Nevertheless, the report makes it clear that the transportation sector is not on a path to achieve the 50 to 85 percent reduction by 2050 (from 2000 levels) necessary to constrain global temperature increase to two degrees Celsius. That goal will require more creative and ambitious policies, along with a transformation of vehicle technologies and transportation systems.
The Global transportation energy and climate roadmap is intended for government regulators, policy makers, and other stakeholders wrestling with these critical policy issues. The analysis is based on the ICCT Global Transportation Roadmap model, an analytical tool that draws upon the best available data on global and national transportation emissions and policies.
Policies adopted since 2000 in China, Europe, North America, and elsewhere will reduce global oil-equivalent consumption by 9.7 million barrels per day (Mboe/day) and GHG emissions by 1.9 metric gigatons of CO2 equivalent (GtCO2e) in 2030—approximately 9 percent of global oil consumption and 4 percent of global all-sector GHG emissions from 2030 levels projected by the IEA .

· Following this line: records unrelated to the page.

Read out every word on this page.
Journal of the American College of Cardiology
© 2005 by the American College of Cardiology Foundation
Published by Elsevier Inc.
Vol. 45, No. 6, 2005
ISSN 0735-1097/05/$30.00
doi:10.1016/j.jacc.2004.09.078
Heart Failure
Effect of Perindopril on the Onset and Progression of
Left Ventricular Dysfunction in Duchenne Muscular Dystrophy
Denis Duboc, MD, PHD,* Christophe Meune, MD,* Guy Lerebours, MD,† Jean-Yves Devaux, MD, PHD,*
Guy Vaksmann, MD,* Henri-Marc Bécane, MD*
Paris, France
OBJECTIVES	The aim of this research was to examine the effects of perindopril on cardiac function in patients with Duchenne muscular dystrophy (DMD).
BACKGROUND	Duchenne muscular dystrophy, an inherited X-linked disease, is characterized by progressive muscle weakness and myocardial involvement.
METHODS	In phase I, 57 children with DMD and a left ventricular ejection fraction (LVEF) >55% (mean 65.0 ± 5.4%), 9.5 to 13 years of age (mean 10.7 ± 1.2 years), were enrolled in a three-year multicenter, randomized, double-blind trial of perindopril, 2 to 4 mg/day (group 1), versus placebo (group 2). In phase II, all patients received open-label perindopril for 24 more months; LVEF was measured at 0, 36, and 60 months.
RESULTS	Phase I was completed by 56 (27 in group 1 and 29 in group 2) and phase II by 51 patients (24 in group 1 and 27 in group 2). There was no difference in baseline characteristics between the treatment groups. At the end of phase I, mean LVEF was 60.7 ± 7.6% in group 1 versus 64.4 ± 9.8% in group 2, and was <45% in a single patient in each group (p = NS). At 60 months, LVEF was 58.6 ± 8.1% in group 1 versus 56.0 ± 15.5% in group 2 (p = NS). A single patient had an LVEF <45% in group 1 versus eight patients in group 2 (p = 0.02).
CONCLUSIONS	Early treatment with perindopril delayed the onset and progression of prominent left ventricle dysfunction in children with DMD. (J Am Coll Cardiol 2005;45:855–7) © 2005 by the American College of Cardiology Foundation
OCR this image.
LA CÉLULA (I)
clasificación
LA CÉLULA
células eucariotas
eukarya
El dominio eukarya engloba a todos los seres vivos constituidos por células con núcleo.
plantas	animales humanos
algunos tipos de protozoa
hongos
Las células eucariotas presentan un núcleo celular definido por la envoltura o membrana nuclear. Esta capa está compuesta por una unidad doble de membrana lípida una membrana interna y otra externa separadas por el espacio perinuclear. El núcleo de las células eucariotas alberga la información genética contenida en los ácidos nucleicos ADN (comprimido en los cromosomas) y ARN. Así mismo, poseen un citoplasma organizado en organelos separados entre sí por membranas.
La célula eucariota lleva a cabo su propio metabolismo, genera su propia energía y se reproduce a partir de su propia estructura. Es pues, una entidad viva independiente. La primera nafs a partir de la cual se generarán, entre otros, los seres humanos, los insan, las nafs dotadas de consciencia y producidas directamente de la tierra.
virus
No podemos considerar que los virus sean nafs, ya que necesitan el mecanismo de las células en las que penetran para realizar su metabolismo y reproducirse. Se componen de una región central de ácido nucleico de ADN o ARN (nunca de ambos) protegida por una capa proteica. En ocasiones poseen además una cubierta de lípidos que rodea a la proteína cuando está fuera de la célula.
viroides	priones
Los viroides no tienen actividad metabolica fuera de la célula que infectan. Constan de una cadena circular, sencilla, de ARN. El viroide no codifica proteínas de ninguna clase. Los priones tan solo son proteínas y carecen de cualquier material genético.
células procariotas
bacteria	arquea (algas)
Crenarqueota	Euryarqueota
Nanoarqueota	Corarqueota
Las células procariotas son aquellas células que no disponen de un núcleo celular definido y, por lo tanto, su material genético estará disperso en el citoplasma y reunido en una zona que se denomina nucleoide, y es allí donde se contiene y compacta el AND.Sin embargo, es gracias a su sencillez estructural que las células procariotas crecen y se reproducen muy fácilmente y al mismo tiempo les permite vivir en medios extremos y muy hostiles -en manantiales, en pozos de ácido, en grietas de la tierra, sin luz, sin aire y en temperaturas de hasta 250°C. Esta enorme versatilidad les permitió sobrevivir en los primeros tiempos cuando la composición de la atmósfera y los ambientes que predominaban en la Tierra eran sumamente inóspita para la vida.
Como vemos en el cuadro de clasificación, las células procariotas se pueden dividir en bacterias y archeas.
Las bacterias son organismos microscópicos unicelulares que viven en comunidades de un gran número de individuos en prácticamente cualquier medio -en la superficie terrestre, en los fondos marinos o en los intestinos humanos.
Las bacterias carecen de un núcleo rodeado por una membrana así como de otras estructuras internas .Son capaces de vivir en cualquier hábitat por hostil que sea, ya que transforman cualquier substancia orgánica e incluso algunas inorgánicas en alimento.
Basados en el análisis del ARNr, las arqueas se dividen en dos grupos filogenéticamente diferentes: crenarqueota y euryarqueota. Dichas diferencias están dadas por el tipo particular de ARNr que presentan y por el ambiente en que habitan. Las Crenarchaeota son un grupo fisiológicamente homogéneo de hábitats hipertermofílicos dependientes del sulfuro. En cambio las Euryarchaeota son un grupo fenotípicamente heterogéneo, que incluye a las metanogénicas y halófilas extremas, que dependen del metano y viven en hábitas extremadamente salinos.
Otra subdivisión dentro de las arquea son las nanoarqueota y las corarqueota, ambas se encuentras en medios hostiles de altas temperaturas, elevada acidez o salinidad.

If adopted according to current expectations, policies in the pipeline will further increase these benefits. Together, adopted and pipeline policies represent reductions of 14.5 Mboe/day and 2.9 GtCO2e in 2030, equivalent to a 14 percent reduction in global oil consumption and a 7 percent reduction in global economy-wide GHG emissions from 2030 levels.
The full benefits of concerted regulatory action and rapid penetration of cost-effective technologies are illustrated by light-duty vehicle (LDV) policies. The global LDV stock is on track to double from 2000 to 2030, rising from 640 million to 1.5 billion, yet oil consumption and GHG emissions from LDVs will stabilize in 2025.
Expansion of best-practice policies—including vehicle efficiency, mode shift, and activity reduction policies—and cost-effective technologies across the globe would result in oil and emission reductions of 28.6 Mboe/day and 5.8 GtCO2e in 2030, equivalent to a 28 percent drop in global oil consumption and a 13 percent cut in global economy-wide GHG emissions from 2030 levels. This level of reduction would essentially stabilize transportation emissions by the year 2020.